If you hadn’t heard about these cases it is because they didn’t result in any public outcry. There were no protests, no petitions, no media documentaries. For many in Irish society, these lives don’t seem to matter.
But they do matter. Ireland has the third highest overdose rate in Europe and some of our most vulnerable citizens are literally dying on our streets.
Society blames the addict for their addiction, but there is no other area of medicine where someone at risk of death is treated with such a judgmental attitude.
If we are honest, most of us have heard those sucked into addiction referred to as ‘junkies’ more than once. In fact, we hear it all the time. And for me, it is time for us to reclaim the humanity of this issue and to consign that dehumanising and degrading term to the dustbin of history.
The issue of street injecting is not unique to Dublin but other countries have taken a much more progressive approach and they are saving lives. Over 90 Medically Supervised Injecting Centres have been opened across Europe and Australia to combat the issue of street injecting and have proven to be incredibly successful.
No one has ever died in any injecting centre; the issue of drug litter such as syringes on the streets has greatly reduced; and users are much less likely to contract HIV or Hepatitis C from risky and unsafe injecting.
In short, the centres save lives.
In December 2015, as Minister for the National Drugs Strategy, I succeeded in getting cabinet approval for the introduction of Medically Supervised Injecting Centres to Ireland. The Programme for Government of the current administration commits to continuing with that policy and the Health Committee held its first meetings about the legislation last month.
It is envisaged that the legislation will be in place in the spring of this year which will enable the minister to seek applications to open and run Ireland’s first Medically Supervised Injecting Centre this year.
For every change in public policy there will of course be questions and concerns. But what I have been struck by since I first raised this proposal in 2015 is the number of people who approach me quietly and tell me how they lost a loved one to a drug overdose.

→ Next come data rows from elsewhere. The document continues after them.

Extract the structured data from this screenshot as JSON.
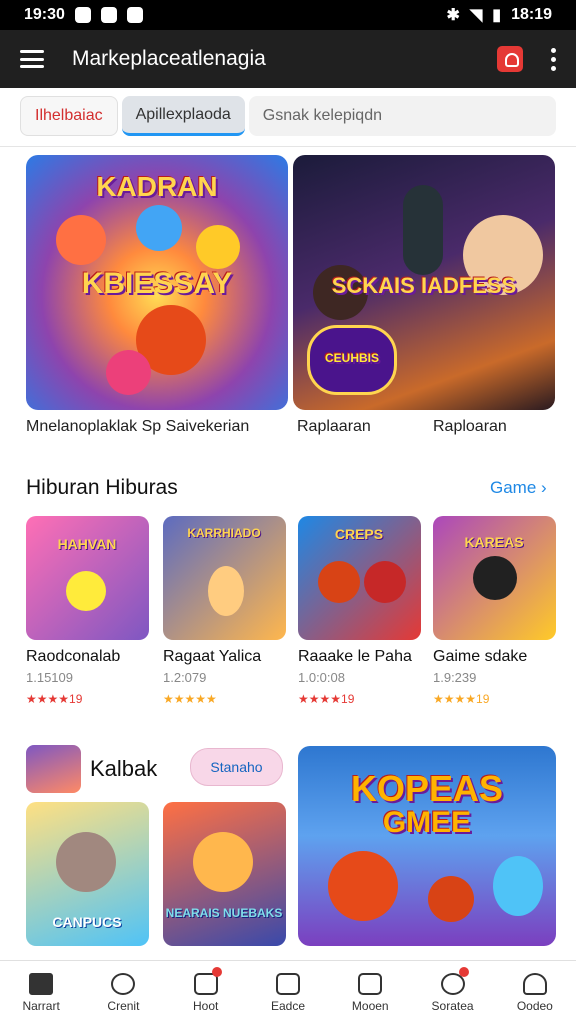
{
  "status_bar": {
    "time": "19:30",
    "right_text": "18:19"
  },
  "app_bar": {
    "title": "Markeplaceatlenagia"
  },
  "tabs": [
    {
      "label": "Ilhelbaiac"
    },
    {
      "label": "Apillexplaoda"
    },
    {
      "label": "Gsnak kelepiqdn"
    }
  ],
  "hero": {
    "left": {
      "title": "KADRAN",
      "subtitle": "KBIESSAY",
      "caption": "Mnelanoplaklak Sp Saivekerian"
    },
    "right": {
      "title": "SCKAIS IADFESS",
      "badge_text": "CEUHBIS",
      "caption_1": "Raplaaran",
      "caption_2": "Raploaran"
    }
  },
  "section": {
    "title": "Hiburan Hiburas",
    "link": "Game"
  },
  "apps": [
    {
      "name": "Raodconalab",
      "size": "1.15109",
      "rating": "★★★★19",
      "art_text": "HAHVAN",
      "colors": [
        "#ff6fb5",
        "#7e57c2"
      ]
    },
    {
      "name": "Ragaat Yalica",
      "size": "1.2:079",
      "rating": "★★★★★",
      "art_text": "KARRHIADO",
      "colors": [
        "#5c6bc0",
        "#ffb74d"
      ]
    },
    {
      "name": "Raaake le Paha",
      "size": "1.0:0:08",
      "rating": "★★★★19",
      "art_text": "CREPS",
      "colors": [
        "#1e88e5",
        "#e53935"
      ]
    },
    {
      "name": "Gaime sdake",
      "size": "1.9:239",
      "rating": "★★★★19",
      "art_text": "KAREAS",
      "colors": [
        "#ab47bc",
        "#ffca28"
      ]
    }
  ],
  "promo": {
    "title": "Kalbak",
    "chip": "Stanaho",
    "big_title": "KOPEAS",
    "big_subtitle": "GMEE",
    "small_1": "CANPUCS",
    "small_2": "NEARAIS NUEBAKS"
  },
  "bottom_nav": [
    {
      "label": "Narrart",
      "icon": "home-icon"
    },
    {
      "label": "Crenit",
      "icon": "people-icon"
    },
    {
      "label": "Hoot",
      "icon": "heart-icon",
      "badge": true
    },
    {
      "label": "Eadce",
      "icon": "tool-icon"
    },
    {
      "label": "Mooen",
      "icon": "frame-icon"
    },
    {
      "label": "Soratea",
      "icon": "refresh-icon",
      "badge": true
    },
    {
      "label": "Oodeo",
      "icon": "person-icon"
    }
  ]
}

However, the stigma of addiction affects them and their family. They feel judged and feel shame. It is as if they feel they failed. They haven’t failed – we have. And we will continue to fail unless we embrace new thinking in the drugs debate.
I would ask anyone who might have misgivings about the opening of such a facility: if your child was to fall into addiction, would you rather they injected in a dedicated centre surrounded by medical professionals, or in a lonely laneway behind a skip or in a public toilet? Because it is in places like that where most of the bodies are found.
The introduction of Medically Supervised Injecting Centres won’t solve Ireland’s drug problem but they are certainly a step in the right direction. They will save the most vulnerable of lives, and help addicts to take the first steps in the road to meaningful recovery.
Senator Aodhán Ó Ríordáin is a member of the Labour Party in Dublin Bay North.